15.4.07

Balsamic Chicken

1 lb boneless, skinless chicken breast
2 Tbs olive oil
1 C chopped onion
t tsp brown sugar
1 28 oz. can diced tomatoes, partially drained
3 Tbs balsamic vinegar
1/4C fresh basil, chopped

Cut chicken into 1 inch strips. Brown in oil. Add 10 turns of freshly ground black pepper to chicken as it is frying. Add onions and sugar to pan. Fry until chicken is cooked through and onions are tender. Add tomatoes and vinegar and simmer for a couple minutes. Add basil and season to taste with salt.
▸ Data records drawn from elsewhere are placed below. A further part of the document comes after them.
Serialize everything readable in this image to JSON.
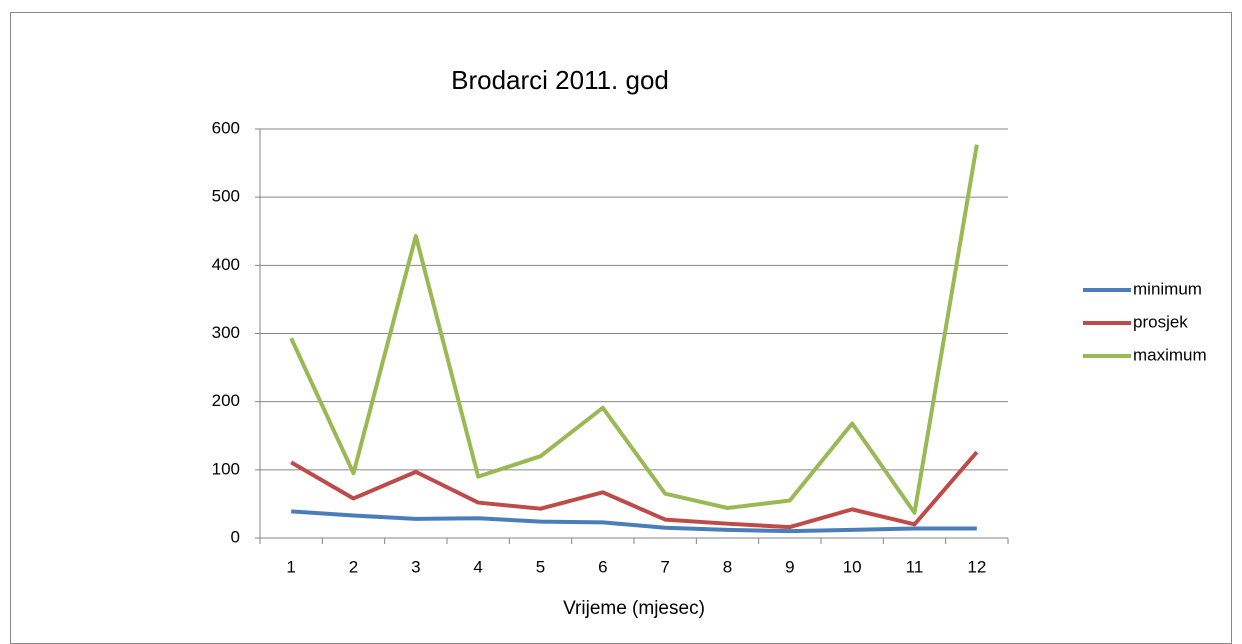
{
  "chart_data": {
    "type": "line",
    "title": "Brodarci 2011. god",
    "x_label": "Vrijeme (mjesec)",
    "categories": [
      "1",
      "2",
      "3",
      "4",
      "5",
      "6",
      "7",
      "8",
      "9",
      "10",
      "11",
      "12"
    ],
    "series": [
      {
        "name": "minimum",
        "color": "#4a7ebb",
        "values": [
          39,
          33,
          28,
          29,
          24,
          23,
          15,
          12,
          10,
          12,
          14,
          14
        ]
      },
      {
        "name": "prosjek",
        "color": "#be4b48",
        "values": [
          111,
          58,
          97,
          52,
          43,
          67,
          27,
          21,
          16,
          42,
          20,
          126
        ]
      },
      {
        "name": "maximum",
        "color": "#98b954",
        "values": [
          293,
          95,
          443,
          90,
          120,
          191,
          65,
          44,
          55,
          168,
          37,
          577
        ]
      }
    ],
    "ylim": [
      0,
      600
    ],
    "yticks": [
      0,
      100,
      200,
      300,
      400,
      500,
      600
    ],
    "grid": true,
    "legend": "right"
  }
}
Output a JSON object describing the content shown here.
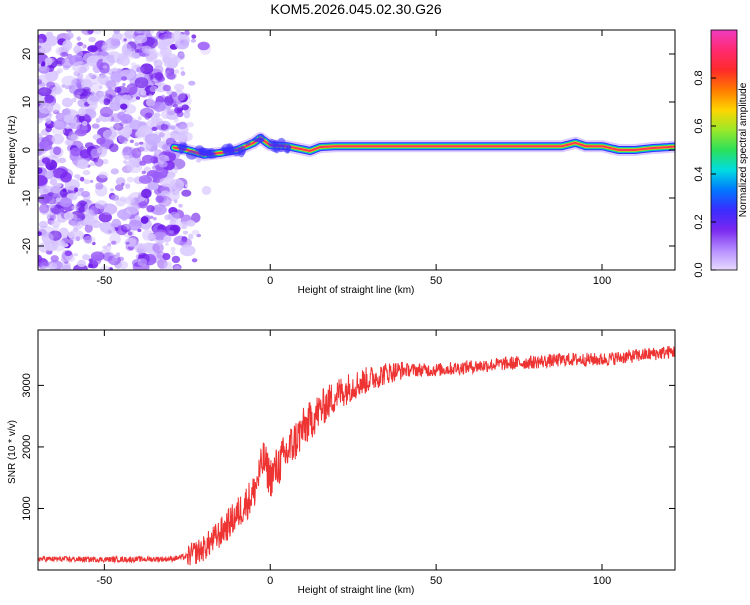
{
  "title": "KOM5.2026.045.02.30.G26",
  "colors": {
    "snr_line": "#ee3333",
    "frame": "#000000",
    "background": "#ffffff"
  },
  "chart_data": [
    {
      "type": "heatmap",
      "xlabel": "Height of straight line (km)",
      "ylabel": "Frequency (Hz)",
      "xlim": [
        -70,
        122
      ],
      "ylim": [
        -25,
        25
      ],
      "xticks": [
        -50,
        0,
        50,
        100
      ],
      "yticks": [
        -20,
        -10,
        0,
        10,
        20
      ],
      "colorbar": {
        "label": "Normalized spectral amplitude",
        "range": [
          0,
          1
        ],
        "ticks": [
          "0.0",
          "0.2",
          "0.4",
          "0.6",
          "0.8"
        ],
        "colormap": [
          "#e8dcff",
          "#b58cff",
          "#7a28f0",
          "#3a2cff",
          "#0077ff",
          "#00dde0",
          "#2ce05a",
          "#9be82a",
          "#ffd400",
          "#ff7a00",
          "#ff2a2a",
          "#ff2a70",
          "#f03cc0"
        ]
      },
      "noise_region_km": [
        -70,
        -25
      ],
      "signal_track": {
        "description_values": "frequency (Hz) vs height (km)",
        "x": [
          -29,
          -25,
          -20,
          -15,
          -10,
          -5,
          -3,
          0,
          5,
          12,
          15,
          20,
          50,
          88,
          92,
          95,
          100,
          105,
          110,
          115,
          122
        ],
        "y": [
          0.5,
          0.0,
          -1.0,
          -0.6,
          0.0,
          1.5,
          2.5,
          1.0,
          0.8,
          -0.2,
          0.6,
          0.8,
          0.8,
          0.8,
          1.5,
          0.8,
          0.8,
          0.0,
          0.0,
          0.4,
          0.7
        ]
      }
    },
    {
      "type": "line",
      "xlabel": "Height of straight line (km)",
      "ylabel": "SNR (10 * v/v)",
      "xlim": [
        -70,
        122
      ],
      "ylim": [
        0,
        3900
      ],
      "xticks": [
        -50,
        0,
        50,
        100
      ],
      "yticks": [
        1000,
        2000,
        3000
      ],
      "series": [
        {
          "name": "SNR",
          "x": [
            -70,
            -50,
            -30,
            -25,
            -20,
            -15,
            -10,
            -5,
            -2,
            0,
            5,
            10,
            15,
            20,
            25,
            30,
            35,
            40,
            50,
            60,
            70,
            80,
            90,
            100,
            110,
            122
          ],
          "y": [
            180,
            170,
            180,
            220,
            350,
            600,
            900,
            1250,
            1800,
            1500,
            1900,
            2300,
            2600,
            2850,
            3000,
            3100,
            3200,
            3250,
            3250,
            3300,
            3350,
            3380,
            3420,
            3420,
            3480,
            3550
          ]
        }
      ]
    }
  ]
}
Serve over pasta.

1.4.07

Spinach and Mushroom Quiche with Cheddar Crust


10 oz. package frozen chopped spinach, thawed
1/2 C milk
1/2 C heavy cream
1/2 C onion, finely chopped
1/4 C mushrooms, chopped
1 tsp salt
1/4 tsp nutmeg
dash pepper
3 eggs, slightly beaten

Crust
1 C grated cheddar cheese
3/4 C flour
1/2 tsp salt
1/4 tsp dry mustard
1/4-1/3 C water

Preheat oven to 400.

Put all ingredients for crust in food processor, starting with least amount of water. Pulse with large blade until ingredients come together in a ball. Add more water if necessary. Roll crust and place in bottom of pie pan.

Combine milk, cream, onion, mushroom, salt, nutmeg, and pepper in saucepan. Simmer 1 minute. Add small amount of hot mixture to eggs and blend well. Add egg mixture to mixture in saucepan and stir well. Add spinach to hot custard. Pour into unbaked crust. Bake at 400 for 15 minutes, then 325 for 20 minutes or until set in center.